Good characterization of the relative quality of the speakers in the $1000 event. They were very close, and IMO the Klipsch would have been my next choice after the ARX and ML.

The biggest gain with the $2500 speakers by far is the depth of bass response. In some ways the ML and Arx might have been competitive with all of them but for the depth of bass. There is much to like about many of these speakers and we did have to pick nits to get to a solid choice. In some ways it was even harder with the more expensive speakers because each had fewer aspects that could be critiqued.


----------



## chashint (Jan 12, 2011)

Sonnie, I completely understand when you talk about the more expensive speakers having greater depth in the bass.
For music I would like to know if the same results can be achieved with small speakers and using bass management with a subwoofer, or if it's best to stick with the better speakers.


----------



## AudiocRaver (Jun 6, 2012)

Echoing Sonnie's comments, we got some more listening time in with the A5's after the others had left the $2500 speaker evaluation event (sorry Leonard & Joe) and to me they seemed to fit in very comfortably with the performance we had heard from the more expensive speakers. They are simply rule breakers in value terms - a $2,000 value easily. Minus the deepest bass depth, as Leonard points out.

Edit: Having 3 woofer drivers per tower in the Arx A5's seems unique at the price point, and helps explain why they have handled so well all the bass we have thrown at them.


----------



## AudiocRaver (Jun 6, 2012)

chashint said:


> Sonnie, I completely understand when you talk about the more expensive speakers having greater depth in the bass.
> For music I would like to know if the same results can be achieved with small speakers and using bass management with a subwoofer


I sure think so. The right sub would relieve woofers from having to work so hard, would give all the depth you could want for music. More trouble, though, gotta get the integration right.



> or if it's best to stick with the better speakers.


Better for flexibility & ease of use.


----------



## lcaillo (May 2, 2006)

chashint said:


> Sonnie, I completely understand when you talk about the more expensive speakers having greater depth in the bass.
> For music I would like to know if the same results can be achieved with small speakers and using bass management with a subwoofer, or if it's best to stick with the better speakers.

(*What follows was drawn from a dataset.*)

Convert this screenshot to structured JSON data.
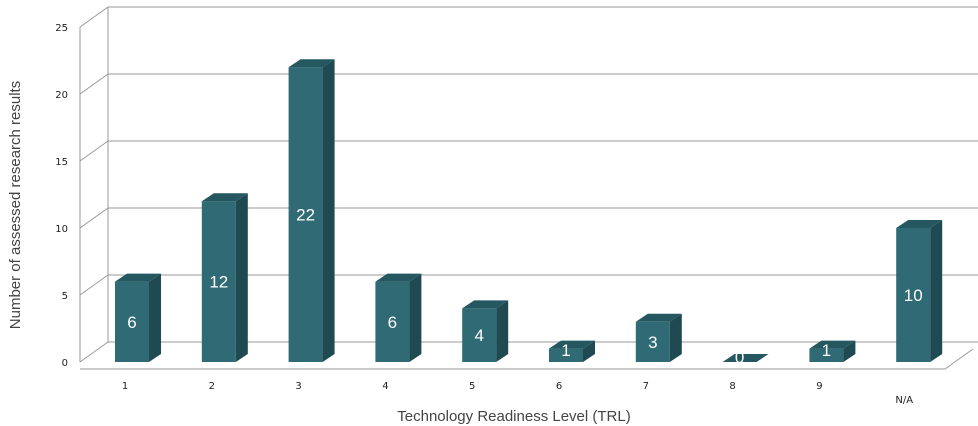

If you want real control, I think smaller speakers with a sub give you more flexibility. What I mean by that is you can place the speakers for best sound stage presentation without having to worry about trade-offs in bass response. Of course, with greater control and flexibility comes greater complexity of setup.


----------



## Sonnie (Apr 11, 2006)

I was able to integrate the SVS sub in with the A5's pretty well, but it was not without a lot of trial and error in regards to placement. If you have a LOT of freedom for sub placement, it might be a good option. If you are limited in placement, it could be tougher and may require EQ. It also was not like night and day difference. Yeah, I could tell the sub added that lowest octave when I would switch it on and listen to particular songs, but the A5's did not leave me with a sense of incompleteness when the sub was off.

To me, there is something to be said for just listening to two channels with no sub. I don't know if it is a mental thing, but I prefer no separate sub. If the A5's have a fault, producing the lowest octave of bass that has some rumble or vibration to it is it, but you only miss it on the music that has that lowest octave. You are not going to get the vibration from the A5's or the Klipsch (52's or 62's) that you will get with the $2,000 -$2,500 speakers. That doesn't mean the A5's have no bass though... they are still very pleasing to me. 

The only way for anyone to know for sure what they will like is to try it for themselves. I hate for people to rely solely on my preferences in deciding their own needs.


----------



## chashint (Jan 12, 2011)

Thanks.
I was just wondering if a sub and say RB-81's could accomplish the same thing as RF-7's or RF-83's and a sub.
Or maybe you don't even need the bookshelf speakers to be 81's if the sub is along the line of a VTF3.

This is just a for fun discussion.


----------



## shinksma (Aug 12, 2010)

Most of the other replies in this thread are from folks with way more experience and expertise than me.

Nonetheless, I found some change in the sofa, and here's my two-cents worth: :yikes:

If you choose to use a subwoofer, the challenge of integration will occur whether the main speakers are towers with 12" woofers or bookshelves with 5" "mid-woofers", as long as the subwoofer can cleanly produce bass up to about 80Hz and the mains/bookshelves can cover everything else: it is nice if the mains go down to 60Hz or 50Hz, giving you some leeway on where to place the crossover in your receiver's bass management. So if bookshelves are more cost-effective for you, and easier to place, as long as you get a good enough subwoofer you can avoid costlier mains with bigger woofers like RF-7s or the big bookshelves like RB-81s.

IMHO, it is very hard to get mains that go down to or below 20Hz without buying something that effectively has a subwoofer built-in. So for my listening enjoyment, and in order to relieve the potential stress on my mains with lots of low-freq energy output, I prefer to use a subwoofer. Xref my mentioning of SunnO))) in another thread - ambient sludge metal with lots of very low bass.

On the other hand, most "normal" music (like Radiohead or Pink Floyd, both ultra-favorite bands of mine, or Dire Straits, another fave), does not need sub-20Hz output, and can be nicely enjoyed with mains that can go down to 25 or 30hz, or even 40hz.

So...it really depends on what you want, how much effort you want to make in integrating a subwoofer vs. how much are you willing to spend to avoid a subwoofer.

Since my system is 50% HT use and 50% music, and my music sometimes demands ultra-low freqs, I chose a subwoofer (or two, actually).

YMMV, and as stated, IMHO, and I am not an expert...

shinksma


----------